Balikpapan, Borneoupdate.com – Pendidikan di pesantren identik dengan kumpulan santri di lingkungan dan waktu yang bersamaan. Namun kondisi pandemi Covid-19 cukup mengubah pola pembelajaran normal yang selama ini dijalani. Demi keselamatan para santri, pengelola pesantren pun memulangkan mereka untuk memulai kegiatan pembelajaran secara jarak jauh menggunakan telepon pintar. Disinilah tantangan dimulai, para guru di pesantren dituntut bisa memanfaatkan teknologi untuk mentransfer ilmu kepada santri tanpa bertatap muka secara langsung.
Kepala SMP Muhammadiyah 3 yang bernaung di bawah Pesantren al Mujahidin Balikpapan, Kalimantan Timur, Juhriansyah mengakui adanya kendala yang dihadapi dalam kegiatan belajar mengajar di masa pandemi. Utamanya saat sebagian para ustadz harus menyesuaikan diri terhadap penggunaan teknologi semisal zoom meeting dan google classroom sebagai perangkat mengajar.
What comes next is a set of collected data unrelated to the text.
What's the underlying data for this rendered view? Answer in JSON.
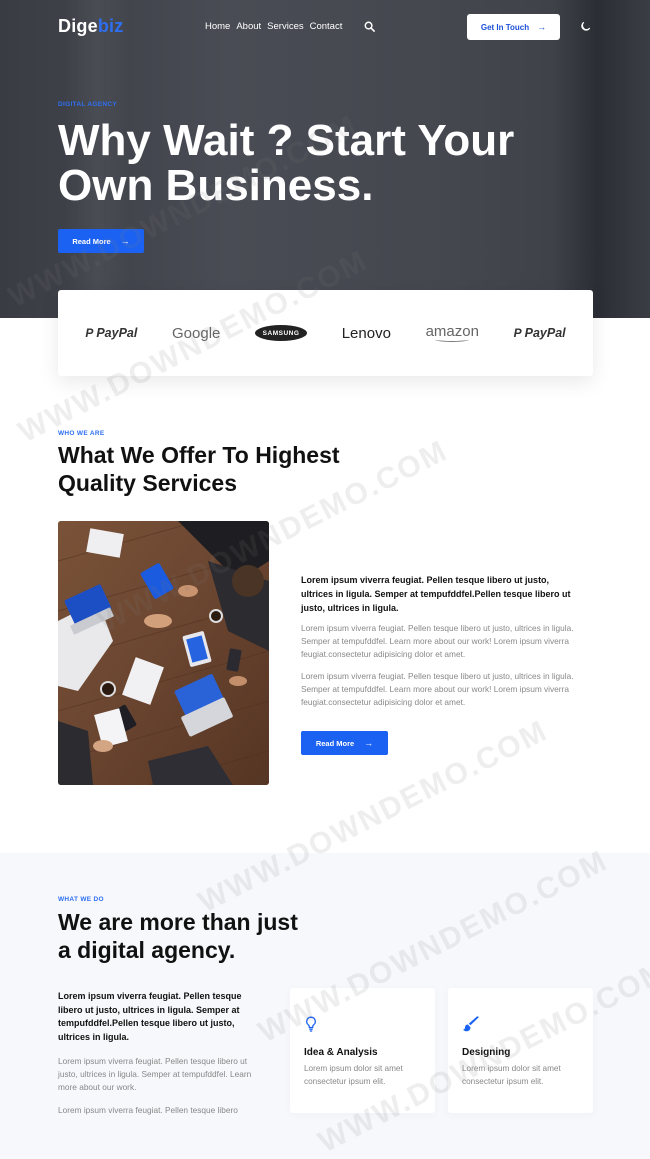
{
  "header": {
    "logo_main": "Dige",
    "logo_accent": "biz",
    "nav": [
      "Home",
      "About",
      "Services",
      "Contact"
    ],
    "cta_label": "Get In Touch"
  },
  "hero": {
    "eyebrow": "DIGITAL AGENCY",
    "title_line1": "Why Wait ? Start Your",
    "title_line2": "Own Business.",
    "button_label": "Read More"
  },
  "brands": [
    "PayPal",
    "Google",
    "SAMSUNG",
    "Lenovo",
    "amazon",
    "PayPal"
  ],
  "offer": {
    "eyebrow": "WHO WE ARE",
    "title_line1": "What We Offer To Highest",
    "title_line2": "Quality Services",
    "lead": "Lorem ipsum viverra feugiat. Pellen tesque libero ut justo, ultrices in ligula. Semper at tempufddfel.Pellen tesque libero ut justo, ultrices in ligula.",
    "para1": "Lorem ipsum viverra feugiat. Pellen tesque libero ut justo, ultrices in ligula. Semper at tempufddfel. Learn more about our work! Lorem ipsum viverra feugiat.consectetur adipisicing dolor et amet.",
    "para2": "Lorem ipsum viverra feugiat. Pellen tesque libero ut justo, ultrices in ligula. Semper at tempufddfel. Learn more about our work! Lorem ipsum viverra feugiat.consectetur adipisicing dolor et amet.",
    "button_label": "Read More"
  },
  "whatwedo": {
    "eyebrow": "WHAT WE DO",
    "title_line1": "We are more than just",
    "title_line2": "a digital agency.",
    "lead": "Lorem ipsum viverra feugiat. Pellen tesque libero ut justo, ultrices in ligula. Semper at tempufddfel.Pellen tesque libero ut justo, ultrices in ligula.",
    "para1": "Lorem ipsum viverra feugiat. Pellen tesque libero ut justo, ultrices in ligula. Semper at tempufddfel. Learn more about our work.",
    "para2": "Lorem ipsum viverra feugiat. Pellen tesque libero",
    "cards": [
      {
        "title": "Idea & Analysis",
        "desc": "Lorem ipsum dolor sit amet consectetur ipsum elit.",
        "icon": "lightbulb-icon"
      },
      {
        "title": "Designing",
        "desc": "Lorem ipsum dolor sit amet consectetur ipsum elit.",
        "icon": "brush-icon"
      }
    ]
  },
  "watermark": "WWW.DOWNDEMO.COM",
  "colors": {
    "accent": "#1b62f2",
    "hero_bg": "#45474f",
    "section_bg": "#f7f8fc"
  }
}
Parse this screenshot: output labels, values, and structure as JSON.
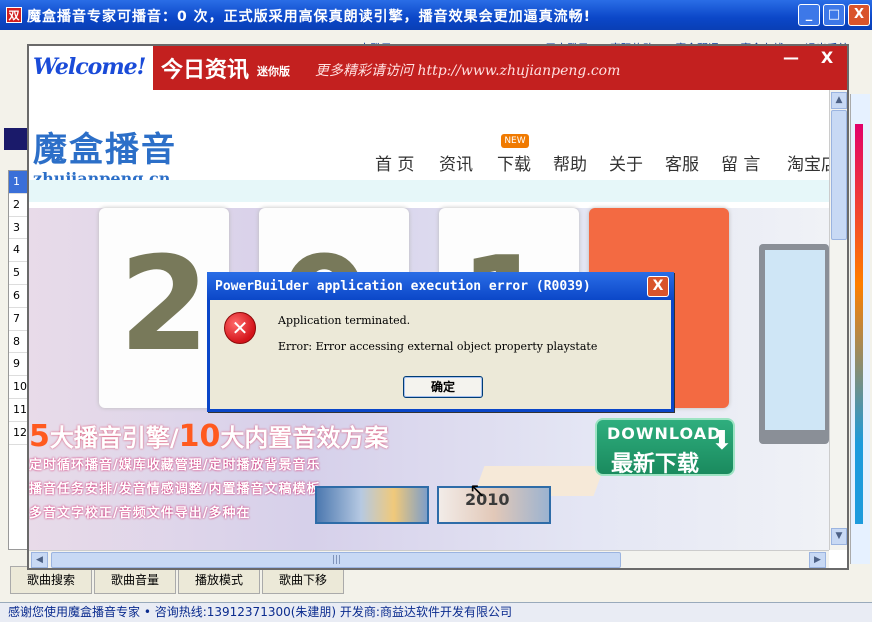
{
  "main_window": {
    "title": "魔盒播音专家可播音：0 次，正式版采用高保真朗读引擎，播音效果会更加逼真流畅!",
    "app_icon": "双",
    "buttons": {
      "minimize": "_",
      "maximize": "□",
      "close": "X"
    }
  },
  "top_links": [
    "未登录",
    "用户登录",
    "密码修改",
    "魔盒翻译",
    "魔盒在线",
    "退出系统"
  ],
  "playlist": {
    "row_numbers": [
      "1",
      "2",
      "3",
      "4",
      "5",
      "6",
      "7",
      "8",
      "9",
      "10",
      "11",
      "12"
    ]
  },
  "bottom_buttons": [
    "歌曲搜索",
    "歌曲音量",
    "播放模式",
    "歌曲下移"
  ],
  "status_bar": "感谢您使用魔盒播音专家 • 咨询热线:13912371300(朱建朋) 开发商:商益达软件开发有限公司",
  "news_window": {
    "logo_text": "Welcome!",
    "brand": "今日资讯",
    "edition": "迷你版",
    "more_text": "更多精彩请访问 http://www.zhujianpeng.com",
    "buttons": {
      "minimize": "—",
      "close": "X"
    }
  },
  "website": {
    "logo_cn": "魔盒播音",
    "logo_url": "zhujianpeng.cn",
    "nav": [
      "首 页",
      "资讯",
      "下载",
      "帮助",
      "关于",
      "客服",
      "留 言",
      "淘宝店"
    ],
    "new_badge": "NEW",
    "banner": {
      "calendar_digits": [
        "2",
        "0",
        "1"
      ],
      "slogan_num1": "5",
      "slogan_text1": "大播音引擎/",
      "slogan_num2": "10",
      "slogan_text2": "大内置音效方案",
      "feature_lines": [
        "定时循环播音/媒库收藏管理/定时播放背景音乐",
        "播音任务安排/发音情感调整/内置播音文稿模板",
        "多音文字校正/音频文件导出/多种在"
      ],
      "download_en": "DOWNLOAD",
      "download_cn": "最新下载",
      "thumb_year": "2010"
    }
  },
  "error_dialog": {
    "title": "PowerBuilder application execution error (R0039)",
    "close": "X",
    "icon": "error-icon",
    "line1": "Application terminated.",
    "line2": "Error: Error accessing external object property playstate",
    "ok_label": "确定"
  },
  "colors": {
    "titlebar_blue": "#0b47c8",
    "news_header_red": "#c3201f",
    "error_red": "#d3131a",
    "slogan_orange": "#ff5a1f",
    "download_green": "#1a8a5e"
  }
}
“Mungkin ustadz yang berusia muda masih cepat menyerap penggunaan aplikasi daring untuk mengajar. Beda lah kalau ustadz yang mungkin sudah tua,” ujarnya saat media ini berkunjung ke pesantren milik organisasi Muhammadiyah tersebut.
Awalnya lanjut Juhriansyah, ada rasa sulit yang dihadapi para guru yang terbiasa mengajar secara langsung di kelas. Maka pihak sekolah pun bergerak cepat dengan menyusun tim pendamping bagi guru yang akan mengajar secara daring. Termasuk penjadwalan ulang kegiatan belajar di sekolah menyesuaikan protokol kesehatan yang diberlakukan oleh pemerintah setempat.
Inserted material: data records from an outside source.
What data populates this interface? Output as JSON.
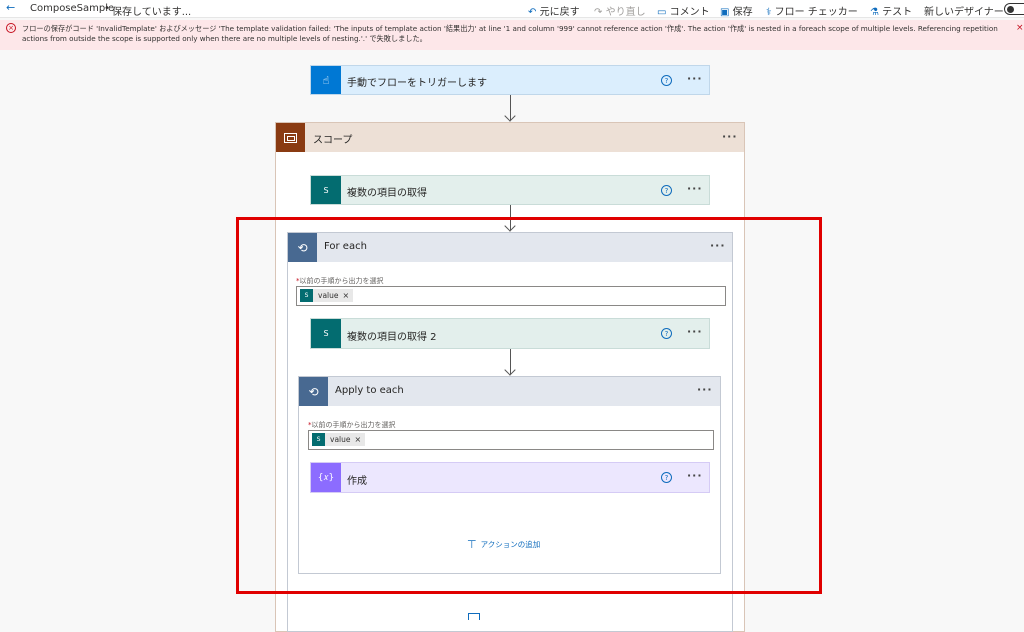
{
  "topbar": {
    "back_icon": "arrow-left-icon",
    "flow_name": "ComposeSample",
    "separator": "•",
    "status": "保存しています...",
    "undo": "元に戻す",
    "redo": "やり直し",
    "comment": "コメント",
    "save": "保存",
    "flow_checker": "フロー チェッカー",
    "test": "テスト",
    "new_designer": "新しいデザイナー"
  },
  "error": {
    "line1": "フローの保存がコード 'InvalidTemplate' およびメッセージ 'The template validation failed: 'The inputs of template action '結果出力' at line '1 and column '999' cannot reference action '作成'. The action '作成' is nested in a foreach scope of multiple levels. Referencing repetition",
    "line2": "actions from outside the scope is supported only when there are no multiple levels of nesting.'.' で失敗しました。"
  },
  "trigger": {
    "title": "手動でフローをトリガーします",
    "accent": "#0078d4"
  },
  "scope": {
    "title": "スコープ",
    "accent": "#8a3b12"
  },
  "get_items_1": {
    "title": "複数の項目の取得",
    "accent": "#036c70"
  },
  "foreach": {
    "title": "For each",
    "input_label": "以前の手順から出力を選択",
    "required_mark": "*",
    "token": "value",
    "accent": "#486991"
  },
  "get_items_2": {
    "title": "複数の項目の取得 2"
  },
  "apply_each": {
    "title": "Apply to each",
    "input_label": "以前の手順から出力を選択",
    "required_mark": "*",
    "token": "value"
  },
  "compose": {
    "title": "作成",
    "icon_text": "{𝑥}",
    "accent": "#8c6cff"
  },
  "add_action": "アクションの追加",
  "highlight_color": "#e00000"
}
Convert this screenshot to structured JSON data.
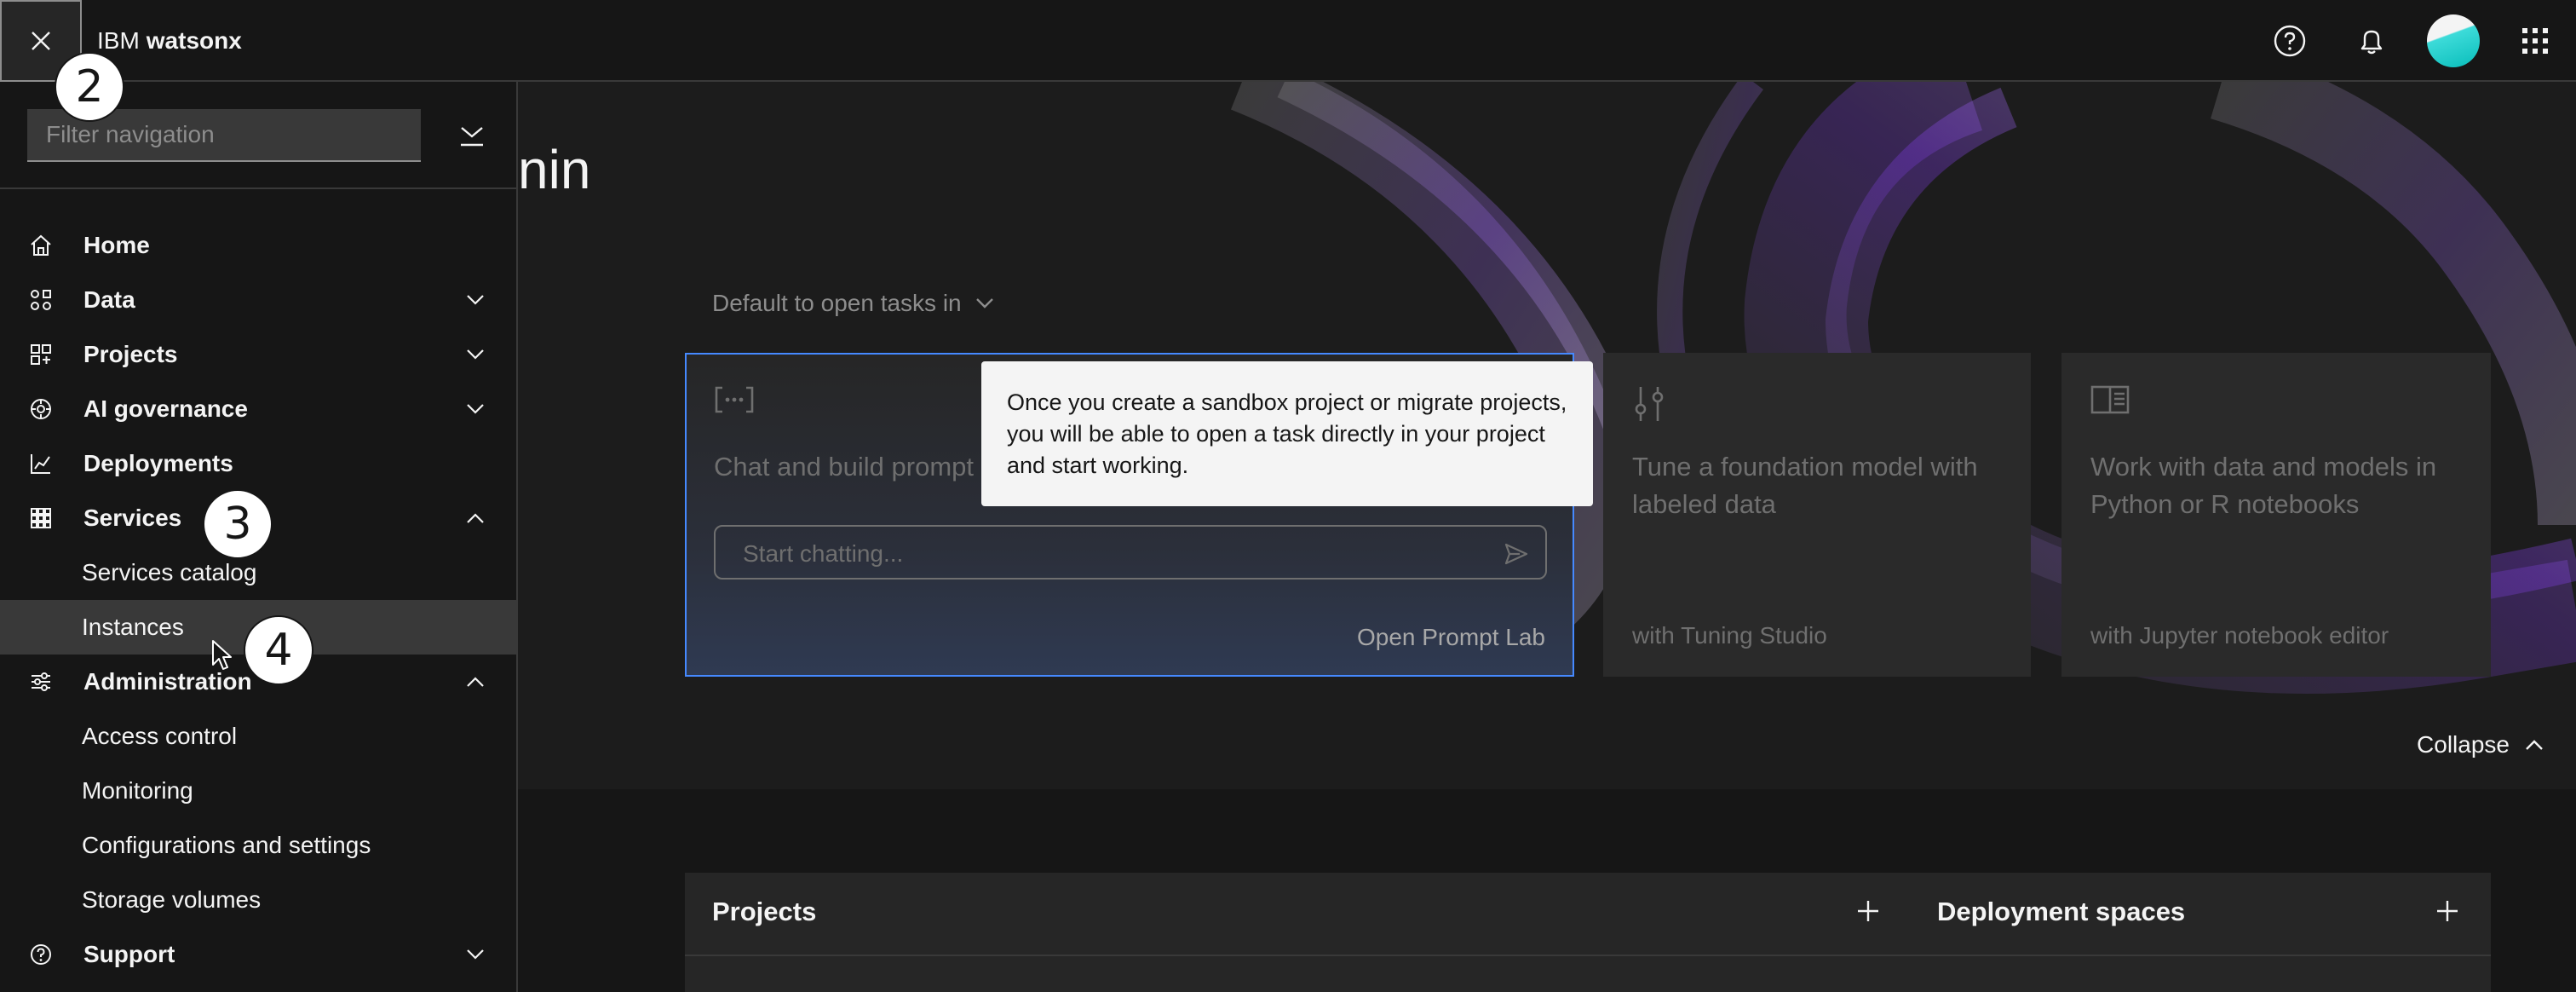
{
  "header": {
    "brand_prefix": "IBM",
    "brand_name": "watsonx"
  },
  "sidebar": {
    "filter_placeholder": "Filter navigation",
    "items": {
      "home": "Home",
      "data": "Data",
      "projects": "Projects",
      "ai_governance": "AI governance",
      "deployments": "Deployments",
      "services": "Services",
      "services_catalog": "Services catalog",
      "instances": "Instances",
      "administration": "Administration",
      "access_control": "Access control",
      "monitoring": "Monitoring",
      "configurations": "Configurations and settings",
      "storage_volumes": "Storage volumes",
      "support": "Support"
    }
  },
  "steps": {
    "s2": "2",
    "s3": "3",
    "s4": "4"
  },
  "main": {
    "welcome_fragment": "nin",
    "task_dropdown": "Default to open tasks in",
    "cards": {
      "prompt": {
        "title": "Chat and build prompt",
        "chat_placeholder": "Start chatting...",
        "link": "Open Prompt Lab"
      },
      "tuning": {
        "title": "Tune a foundation model with labeled data",
        "foot": "with Tuning Studio"
      },
      "notebook": {
        "title": "Work with data and models in Python or R notebooks",
        "foot": "with Jupyter notebook editor"
      }
    },
    "tooltip": "Once you create a sandbox project or migrate projects, you will be able to open a task directly in your project and start working.",
    "collapse": "Collapse",
    "panels": {
      "projects": "Projects",
      "deployment_spaces": "Deployment spaces"
    }
  },
  "colors": {
    "accent": "#4589ff",
    "background": "#161616",
    "surface": "#262626"
  }
}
“Pola kita selama ini memang langsung tatap muka. Tapi kondisi menuntut kita juga berubah. Jadi semua disini harus saling mendukung baik guru maupun tim IT di sekolah. Alhamdulillah kami pun sudah menjalaninya setahun terakhir,” tuturnya lagi.
Kendala lainnya menurut Juhriansyah terjadi pada jaringan internet yang digunakan di sekolah maupun para santri di rumahnya masing-masing. Apalagi domisili asal para santri di pesantren al Mujahidin ini banyak juga yang berada di daerah dengan koneksi internet terbatas. Bahkan mereka harus menunggu jaringan stabil berhari-hari sebelum bisa mengirimkan tugas sekolah.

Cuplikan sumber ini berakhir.